Adobe CS5 on 2500K - do I even need a GPU?

radhak

Senior member
Aug 10, 2011
843
14
81
Need my (proposed) desktop to work nicely with Adobe CS5. No gaming at all.

So, if I get the I5 2500K, do I even need any video card? Wouldn't the integrated HD Graphics 3000 be enough for CS5?

(I may nor may not overclock, but the 2500 gets the HD 2000 while the 2500K has the HD 3000, supposedly much better).

Yes, I might use dual monitors sometime down the line, not right away, so am thinking the Asus P8z68 (with HDMI/Display ports) might be enough to handle that.

Right?
 

dpk33

Senior member
Mar 6, 2011
687
0
76
A lot of CS5 apps benefit greatly from Nvidia's CUDA. This isn't supported by any of the Radeon cards or the Intel HD3000. Also, a 2600/2600k is a lot better for CS5 as it has 8 threads vs the 4 threads that the 2500/2500k has. Plus, these things overclock like monsters, even on stock cooling and voltage.
 

radhak

Senior member
Aug 10, 2011
843
14
81
Thanks dpk3. I looked that up a bit, and looks like Adobe Photoshop CS5 does not benefit from CUDA, only the Premiere CS5 does.

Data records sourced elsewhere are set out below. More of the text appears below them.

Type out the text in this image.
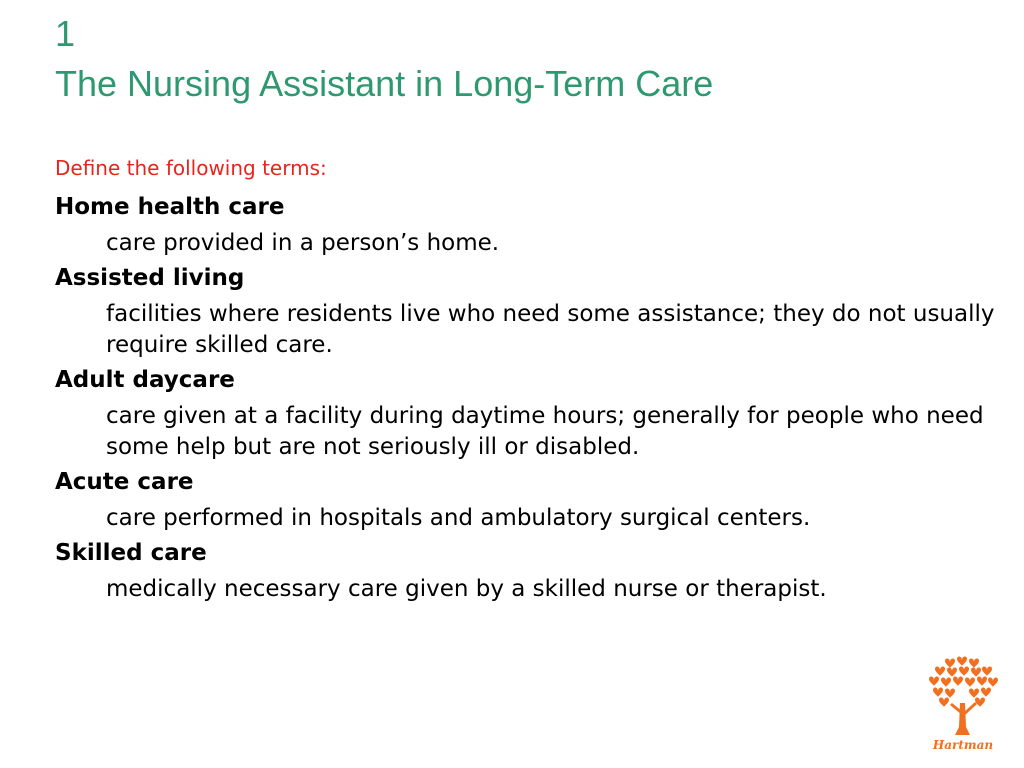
1
The Nursing Assistant in Long-Term Care
Define the following terms:

Home health care

care provided in a person’s home.

Assisted living

facilities where residents live who need some assistance; they do not usually require skilled care.

Adult daycare

care given at a facility during daytime hours; generally for people who need some help but are not seriously ill or disabled.

Acute care

care performed in hospitals and ambulatory surgical centers.

Skilled care

medically necessary care given by a skilled nurse or therapist.

Hartman
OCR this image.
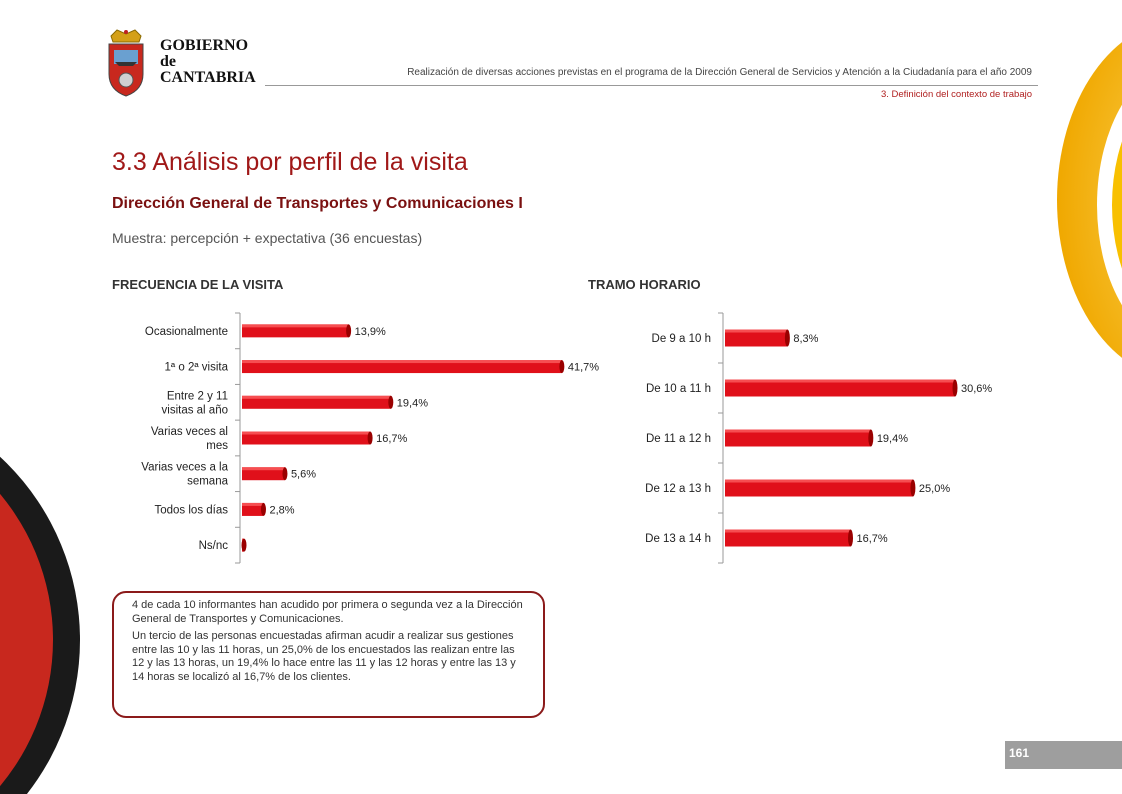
GOBIERNO
de
CANTABRIA	Realización de diversas acciones previstas en el programa de la Dirección General de Servicios y Atención a la Ciudadanía para el año 2009
3. Definición del contexto de trabajo
3.3 Análisis por perfil de la visita
Dirección General de Transportes y Comunicaciones I
Muestra: percepción + expectativa (36 encuestas)
FRECUENCIA DE LA VISITA	TRAMO HORARIO
Ocasionalmente	13,9%
1ª o 2ª visita	41,7%
Entre 2 y 11 visitas al año
19,4%
Varias veces al mes
16,7%
Varias veces a la semana
5,6%
Todos los días	2,8%
Ns/nc
De 9 a 10 h	8,3%
De 10 a 11 h	30,6%
De 11 a 12 h	19,4%
De 12 a 13 h	25,0%
De 13 a 14 h	16,7%

4 de cada 10 informantes han acudido por primera o segunda vez a la Dirección General de Transportes y Comunicaciones.

Un tercio de las personas encuestadas afirman acudir a realizar sus gestiones entre las 10 y las 11 horas, un 25,0% de los encuestados las realizan entre las 12 y las 13 horas, un 19,4% lo hace entre las 11 y las 12 horas y entre las 13 y 14 horas se localizó al 16,7% de los clientes.

161
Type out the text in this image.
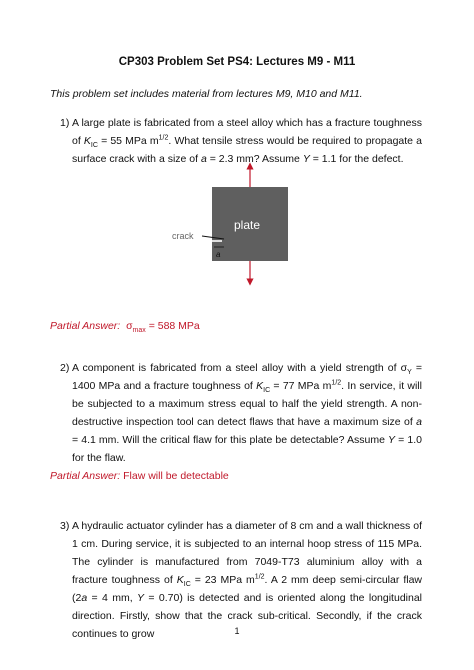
CP303 Problem Set PS4: Lectures M9 - M11
This problem set includes material from lectures M9, M10 and M11.
1) A large plate is fabricated from a steel alloy which has a fracture toughness of $K_{IC} = 55$ MPa $m^{1/2}$. What tensile stress would be required to propagate a surface crack with a size of a = 2.3 mm? Assume Y = 1.1 for the defect.
plate
crack
a
Partial Answer: $\sigma_{max} = 588$ MPa
2) A component is fabricated from a steel alloy with a yield strength of $\sigma_Y = 1400$ MPa and a fracture toughness of $K_{IC} = 77$ MPa $m^{1/2}$. In service, it will be subjected to a maximum stress equal to half the yield strength. A non-destructive inspection tool can detect flaws that have a maximum size of a = 4.1 mm. Will the critical flaw for this plate be detectable? Assume Y = 1.0 for the flaw.
Partial Answer: Flaw will be detectable
3) A hydraulic actuator cylinder has a diameter of 8 cm and a wall thickness of 1 cm. During service, it is subjected to an internal hoop stress of 115 MPa. The cylinder is manufactured from 7049-T73 aluminium alloy with a fracture toughness of $K_{IC} = 23$ MPa $m^{1/2}$. A 2 mm deep semi-circular flaw (2a = 4 mm, Y = 0.70) is detected and is oriented along the longitudinal direction. Firstly, show that the crack sub-critical. Secondly, if the crack continues to grow	1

My bad - I did not specify that I was not much interested in video editing.

Not sure how well CS5 uses multi-threading...
 

dpk33

Senior member
Mar 6, 2011
687
0
76
If you don't do video editing and don't need the CUDA support, then the intel 3000 graphics are fine. I mainly use CS5 for the video editing, so threads are important to me. But 2500k is very powerful regardless, especially when overclocked.
 

3DVagabond

Lifer
Aug 10, 2009
11,951
204
106
PS can use a lot of VRAM, depending on image size and number of layers, etc...

As far as CUDA and CS5, not only is it limited to Premiere, but it's also limited to which nVidia GPU's are supported (there are hacks to work around it). There are PS plugins that use CUDA, I don't know what compatibility issues they might have from card to card, though.